On the first view boost::mustache looks like a modern replacement for boostache. I can understand that some of the interfaces go for boost::json, but wonder if boostache went a more lightweight way here with simply having a map<string,variant>. Maybe the boost json type is exactly this or similar. But maybe mustache can learn from boostache, and take add some its interfaces to make transition to a more modern version of a C++ mustache library easier for the users.

From the documentation I think that it is a fairly simple library at the moment, which may see added features and growth from being in boost. Using boost::Describe feels right, making the library based on C++11 makes it available for many users. Supporting boost::json is great, but I wonder if its really the best from the usability stand point, does one have to be familiar with boost::json to use this library?

I think the library should take the comparison to boostache, which has more examples in the documentation, and this is where I agree with prior comments: please add more examples and explanations.
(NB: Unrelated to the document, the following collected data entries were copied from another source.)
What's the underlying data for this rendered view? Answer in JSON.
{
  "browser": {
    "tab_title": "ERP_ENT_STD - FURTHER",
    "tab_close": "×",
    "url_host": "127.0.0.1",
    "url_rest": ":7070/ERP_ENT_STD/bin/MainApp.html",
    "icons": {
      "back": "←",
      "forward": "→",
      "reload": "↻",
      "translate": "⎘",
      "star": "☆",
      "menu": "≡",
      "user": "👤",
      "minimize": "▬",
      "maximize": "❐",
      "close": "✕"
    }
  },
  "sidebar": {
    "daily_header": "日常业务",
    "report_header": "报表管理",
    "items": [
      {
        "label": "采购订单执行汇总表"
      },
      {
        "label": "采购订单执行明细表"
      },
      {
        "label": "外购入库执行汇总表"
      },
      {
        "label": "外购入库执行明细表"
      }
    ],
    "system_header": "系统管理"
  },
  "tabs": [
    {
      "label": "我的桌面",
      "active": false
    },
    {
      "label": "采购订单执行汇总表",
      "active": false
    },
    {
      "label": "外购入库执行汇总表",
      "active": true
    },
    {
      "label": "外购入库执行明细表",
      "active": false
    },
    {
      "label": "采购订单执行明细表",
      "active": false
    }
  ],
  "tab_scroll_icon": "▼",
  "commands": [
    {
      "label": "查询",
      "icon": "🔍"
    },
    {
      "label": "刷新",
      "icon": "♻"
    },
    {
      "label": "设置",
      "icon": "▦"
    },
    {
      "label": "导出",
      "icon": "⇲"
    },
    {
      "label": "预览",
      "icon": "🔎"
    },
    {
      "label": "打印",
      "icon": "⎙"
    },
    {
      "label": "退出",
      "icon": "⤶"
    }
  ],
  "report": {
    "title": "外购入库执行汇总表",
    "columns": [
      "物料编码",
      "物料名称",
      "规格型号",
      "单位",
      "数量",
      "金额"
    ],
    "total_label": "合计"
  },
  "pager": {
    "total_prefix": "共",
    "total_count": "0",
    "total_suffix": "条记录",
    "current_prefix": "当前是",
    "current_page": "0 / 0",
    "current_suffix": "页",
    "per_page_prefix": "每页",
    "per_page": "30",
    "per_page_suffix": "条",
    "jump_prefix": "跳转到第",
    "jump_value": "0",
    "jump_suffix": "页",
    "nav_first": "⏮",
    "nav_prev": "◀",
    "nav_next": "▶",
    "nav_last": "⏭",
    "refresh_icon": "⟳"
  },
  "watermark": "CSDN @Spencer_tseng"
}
One of the biggest headaches with boostache was the compilation time, so I'm glad to see that this library has an implementation based on a cpp file.

> Some questions to consider:
>
> - Does this library bring real benefit to C++ developers for real world
> use-case?
Yes, I think so. In any context you have text templates that have various values to be generated.

> - Do you have an application for this library?
My CMS. meetingcpp.com is currently build as a static website with boostache.
> - Does the API match with current best practices?
For C++11 yes. I assume that boost::string_view is able to convert automatically from std::string_view so that the library plays nice with more modern code bases.
> - Is the documentation helpful and clear?
Yes, but I think it should be updated.
> - Did you try to use it? What problems or surprises did you encounter?
I currently don't have a setup to do this, what I can contribute is my experience with boostache and comparing how the code and supported mustache files look and if this library would be able to replace them. I lack the time to setup a test for this at the moment.
> - What is your evaluation of the implementation?
As stated, the compilation times with boostache weren't so great, so I think its a good start to see that the library actually has an cpp implementation file.
It would be a good idea to run a fuzzer on the implementation, as it parses text.